I felt so distraught that I totally wanted to throw in the towel. I didn't want to persue any forums, blogs, or marketing to publicized this book, even if I know how hard I struggled to make the plot work and be comprehensive. Yes, the characters are full of flaws and that's how I wanted them. Strong willed individuals who make many personal mistakes, some costly, in their everyday, publicized lives. These are not ordinary characters in ordinary circumstances. This is not your common girl-meets-boy, loses boy, and wins him back again. Oh, no. But perhaps that is where I erred as well, because I thought outside of the box and didn't stick to the formula.
Yes, we all have support from family and friends, thank goodness, who encourage us to perservere and become stronger in your writing when a bad review is given. What really surprised me is how they defended my book. My pal from the far northwest and even my young teen, who both read the first books, jumped to my defense. My teen immediately flew to Amazon to write a review about both books. My friend from the Northwest sent the reviewer website an ugly, ugly email, (which made me laugh!) denouncing their review as stupid, and "did you guys even read it all the way through??"... I felt blessed to have their support and it just made me realize that even if this review came out bad, I should not stop my efforts. Perhaps wasn't a rotten apple at the bottom of the barrel, but just one trying to swim out of it.
If the review had criticized my writing style, or form of grammar, or had questioned more about the internal conflicts that these characters face, perhaps I wouldn't feel the same as my duaghter and my friend. I know for a fact, how I poured hours trying to get the plot to sync; how I tried to read out loud the sections that bothered me and rewrite them in a more condensed, comprehensible fashion. I tried to make the dialogue believeable. The characters longing real. The point of the book is that these characters make decisions that impact more than just themselves. That for every action, there is a consequence.
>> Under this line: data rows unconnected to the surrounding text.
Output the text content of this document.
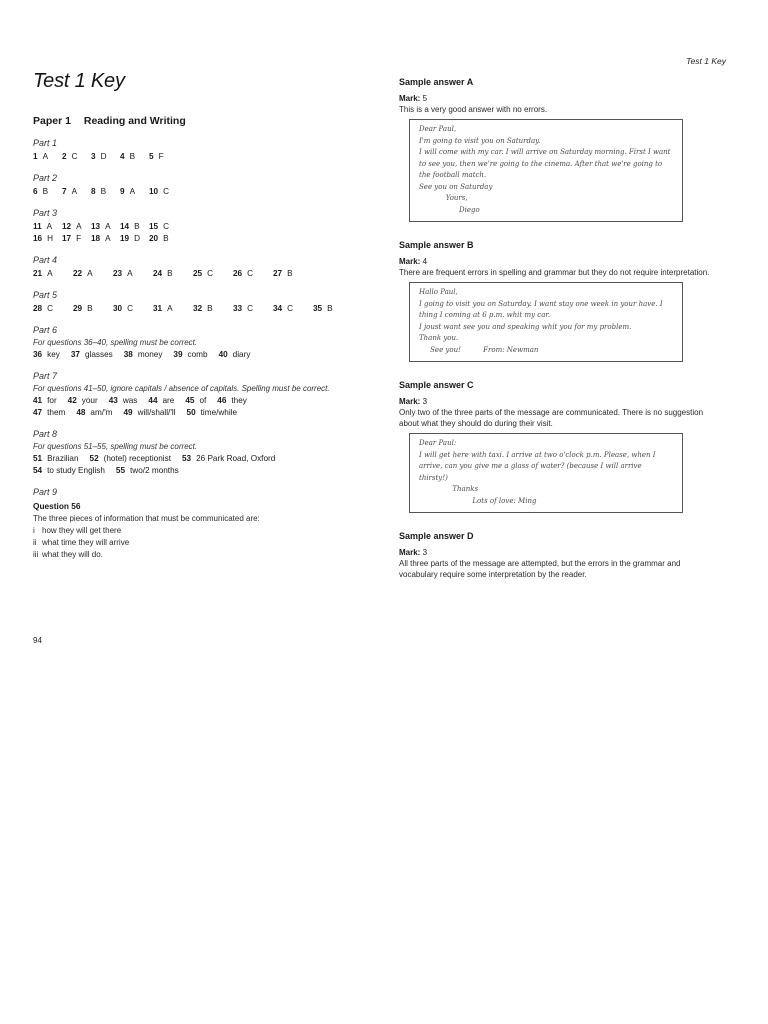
Test 1 Key
Test 1 Key
Paper 1 Reading and Writing
Part 1
1 A 2 C 3 D 4 B 5 F
Part 2
6 B 7 A 8 B 9 A 10 C
Part 3
11 A 12 A 13 A 14 B 15 C
16 H 17 F 18 A 19 D 20 B
Part 4
21 A 22 A 23 A 24 B 25 C 26 C 27 B
Part 5
28 C 29 B 30 C 31 A 32 B 33 C 34 C 35 B
Part 6
For questions 36–40, spelling must be correct.
36 key 37 glasses 38 money 39 comb 40 diary
Part 7
For questions 41–50, ignore capitals / absence of capitals. Spelling must be correct.
41 for 42 your 43 was 44 are 45 of 46 they
47 them 48 am/'m 49 will/shall/'ll 50 time/while
Part 8
For questions 51–55, spelling must be correct.
51 Brazilian 52 (hotel) receptionist 53 26 Park Road, Oxford
54 to study English 55 two/2 months
Part 9
Question 56
The three pieces of information that must be communicated are:
i how they will get there
ii what time they will arrive
iii what they will do.
Sample answer A

Mark: 5

This is a very good answer with no errors.
Dear Paul,
I'm going to visit you on Saturday.
I will come with my car. I will arrive on Saturday morning. First I want
to see you, then we're going to the cinema. After that we're going to
the football match.
See you on Saturday
Yours,
Diego
Sample answer B

Mark: 4

There are frequent errors in spelling and grammar but they do not require interpretation.
Hallo Paul,
I going to visit you on Saturday. I want stay one week in your have. I
thing I coming at 6 p.m. whit my car.
I joust want see you and speaking whit you for my problem.
Thank you.
See you!          From: Newman
Sample answer C

Mark: 3

Only two of the three parts of the message are communicated. There is no suggestion
about what they should do during their visit.
Dear Paul:
I will get here with taxi. I arrive at two o'clock p.m. Please, when I
arrive, can you give me a glass of water? (because I will arrive
thirsty!)
Thanks
Lots of love: Ming
Sample answer D

Mark: 3

All three parts of the message are attempted, but the errors in the grammar and
vocabulary require some interpretation by the reader.
94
The overall theme that followed in this 2nd book was jealosy, how it can change you; how it can consume you. How you can either let it defeat you or let your mistakes make you into a better person.
I suppose the reviewer didn't get the point of the book. I suppose the reviewer should have been allowed to read the first book to know the history of how this story actually began, for book two is actually a continuation, even if I call it a sequel. It's a family saga. It's a family struggling to bring true paternal elements into one. It's a story of friendship that goes beyond cosmic forces of the world; the nuances of natural desires that is forced to be contained.
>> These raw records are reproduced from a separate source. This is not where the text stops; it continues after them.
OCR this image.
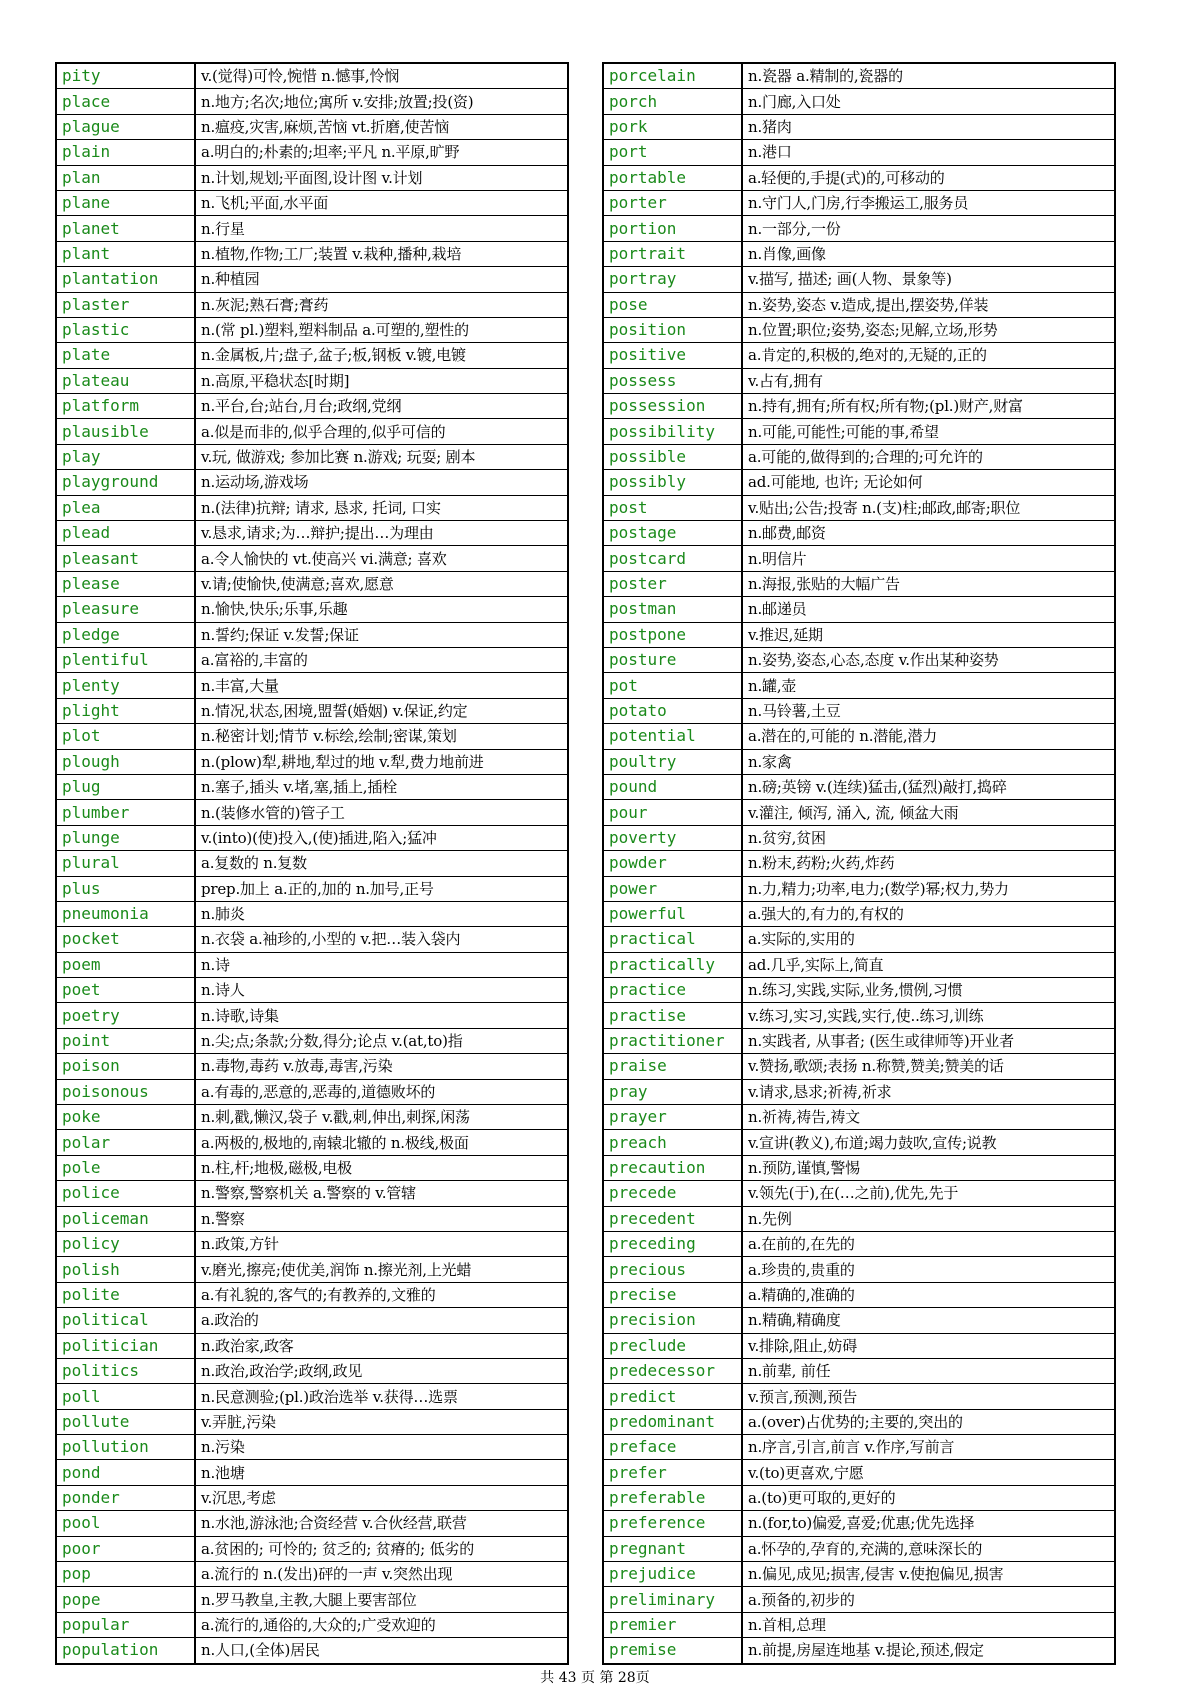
pity	v.(觉得)可怜,惋惜 n.憾事,怜悯
place	n.地方;名次;地位;寓所 v.安排;放置;投(资)
plague	n.瘟疫,灾害,麻烦,苦恼 vt.折磨,使苦恼
plain	a.明白的;朴素的;坦率;平凡 n.平原,旷野
plan	n.计划,规划;平面图,设计图 v.计划
plane	n.飞机;平面,水平面
planet	n.行星
plant	n.植物,作物;工厂;装置 v.栽种,播种,栽培
plantation	n.种植园
plaster	n.灰泥;熟石膏;膏药
plastic	n.(常 pl.)塑料,塑料制品 a.可塑的,塑性的
plate	n.金属板,片;盘子,盆子;板,钢板 v.镀,电镀
plateau	n.高原,平稳状态[时期]
platform	n.平台,台;站台,月台;政纲,党纲
plausible	a.似是而非的,似乎合理的,似乎可信的
play	v.玩, 做游戏; 参加比赛 n.游戏; 玩耍; 剧本
playground	n.运动场,游戏场
plea	n.(法律)抗辩; 请求, 恳求, 托词, 口实
plead	v.恳求,请求;为…辩护;提出…为理由
pleasant	a.令人愉快的 vt.使高兴 vi.满意; 喜欢
please	v.请;使愉快,使满意;喜欢,愿意
pleasure	n.愉快,快乐;乐事,乐趣
pledge	n.誓约;保证 v.发誓;保证
plentiful	a.富裕的,丰富的
plenty	n.丰富,大量
plight	n.情况,状态,困境,盟誓(婚姻) v.保证,约定
plot	n.秘密计划;情节 v.标绘,绘制;密谋,策划
plough	n.(plow)犁,耕地,犁过的地 v.犁,费力地前进
plug	n.塞子,插头 v.堵,塞,插上,插栓
plumber	n.(装修水管的)管子工
plunge	v.(into)(使)投入,(使)插进,陷入;猛冲
plural	a.复数的 n.复数
plus	prep.加上 a.正的,加的 n.加号,正号
pneumonia	n.肺炎
pocket	n.衣袋 a.袖珍的,小型的 v.把…装入袋内
poem	n.诗
poet	n.诗人
poetry	n.诗歌,诗集
point	n.尖;点;条款;分数,得分;论点 v.(at,to)指
poison	n.毒物,毒药 v.放毒,毒害,污染
poisonous	a.有毒的,恶意的,恶毒的,道德败坏的
poke	n.刺,戳,懒汉,袋子 v.戳,刺,伸出,刺探,闲荡
polar	a.两极的,极地的,南辕北辙的 n.极线,极面
pole	n.柱,杆;地极,磁极,电极
police	n.警察,警察机关 a.警察的 v.管辖
policeman	n.警察
policy	n.政策,方针
polish	v.磨光,擦亮;使优美,润饰 n.擦光剂,上光蜡
polite	a.有礼貌的,客气的;有教养的,文雅的
political	a.政治的
politician	n.政治家,政客
politics	n.政治,政治学;政纲,政见
poll	n.民意测验;(pl.)政治选举 v.获得…选票
pollute	v.弄脏,污染
pollution	n.污染
pond	n.池塘
ponder	v.沉思,考虑
pool	n.水池,游泳池;合资经营 v.合伙经营,联营
poor	a.贫困的; 可怜的; 贫乏的; 贫瘠的; 低劣的
pop	a.流行的 n.(发出)砰的一声 v.突然出现
pope	n.罗马教皇,主教,大腿上要害部位
popular	a.流行的,通俗的,大众的;广受欢迎的
population	n.人口,(全体)居民
porcelain	n.瓷器 a.精制的,瓷器的
porch	n.门廊,入口处
pork	n.猪肉
port	n.港口
portable	a.轻便的,手提(式)的,可移动的
porter	n.守门人,门房,行李搬运工,服务员
portion	n.一部分,一份
portrait	n.肖像,画像
portray	v.描写, 描述; 画(人物、景象等)
pose	n.姿势,姿态 v.造成,提出,摆姿势,佯装
position	n.位置;职位;姿势,姿态;见解,立场,形势
positive	a.肯定的,积极的,绝对的,无疑的,正的
possess	v.占有,拥有
possession	n.持有,拥有;所有权;所有物;(pl.)财产,财富
possibility	n.可能,可能性;可能的事,希望
possible	a.可能的,做得到的;合理的;可允许的
possibly	ad.可能地, 也许; 无论如何
post	v.贴出;公告;投寄 n.(支)柱;邮政,邮寄;职位
postage	n.邮费,邮资
postcard	n.明信片
poster	n.海报,张贴的大幅广告
postman	n.邮递员
postpone	v.推迟,延期
posture	n.姿势,姿态,心态,态度 v.作出某种姿势
pot	n.罐,壶
potato	n.马铃薯,土豆
potential	a.潜在的,可能的 n.潜能,潜力
poultry	n.家禽
pound	n.磅;英镑 v.(连续)猛击,(猛烈)敲打,捣碎
pour	v.灌注, 倾泻, 涌入, 流, 倾盆大雨
poverty	n.贫穷,贫困
powder	n.粉末,药粉;火药,炸药
power	n.力,精力;功率,电力;(数学)幂;权力,势力
powerful	a.强大的,有力的,有权的
practical	a.实际的,实用的
practically	ad.几乎,实际上,简直
practice	n.练习,实践,实际,业务,惯例,习惯
practise	v.练习,实习,实践,实行,使..练习,训练
practitioner	n.实践者, 从事者; (医生或律师等)开业者
praise	v.赞扬,歌颂;表扬 n.称赞,赞美;赞美的话
pray	v.请求,恳求;祈祷,祈求
prayer	n.祈祷,祷告,祷文
preach	v.宣讲(教义),布道;竭力鼓吹,宣传;说教
precaution	n.预防,谨慎,警惕
precede	v.领先(于),在(…之前),优先,先于
precedent	n.先例
preceding	a.在前的,在先的
precious	a.珍贵的,贵重的
precise	a.精确的,准确的
precision	n.精确,精确度
preclude	v.排除,阻止,妨碍
predecessor	n.前辈, 前任
predict	v.预言,预测,预告
predominant	a.(over)占优势的;主要的,突出的
preface	n.序言,引言,前言 v.作序,写前言
prefer	v.(to)更喜欢,宁愿
preferable	a.(to)更可取的,更好的
preference	n.(for,to)偏爱,喜爱;优惠;优先选择
pregnant	a.怀孕的,孕育的,充满的,意味深长的
prejudice	n.偏见,成见;损害,侵害 v.使抱偏见,损害
preliminary	a.预备的,初步的
premier	n.首相,总理
premise	n.前提,房屋连地基 v.提论,预述,假定
共 43 页 第 28页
So I've decided to still persue marketing both books, albeit probably not as forceful as I might have done without this review nagging at my brain. I still have two more books to edit and publish, to finish out the saga of this family, these friends. And if I only end up writing for me, then I can be satisfied that I poured my heart, my best work into the products. If I'm never discovered, it is still best that I put to print this series, than to have never ventured into writing at all.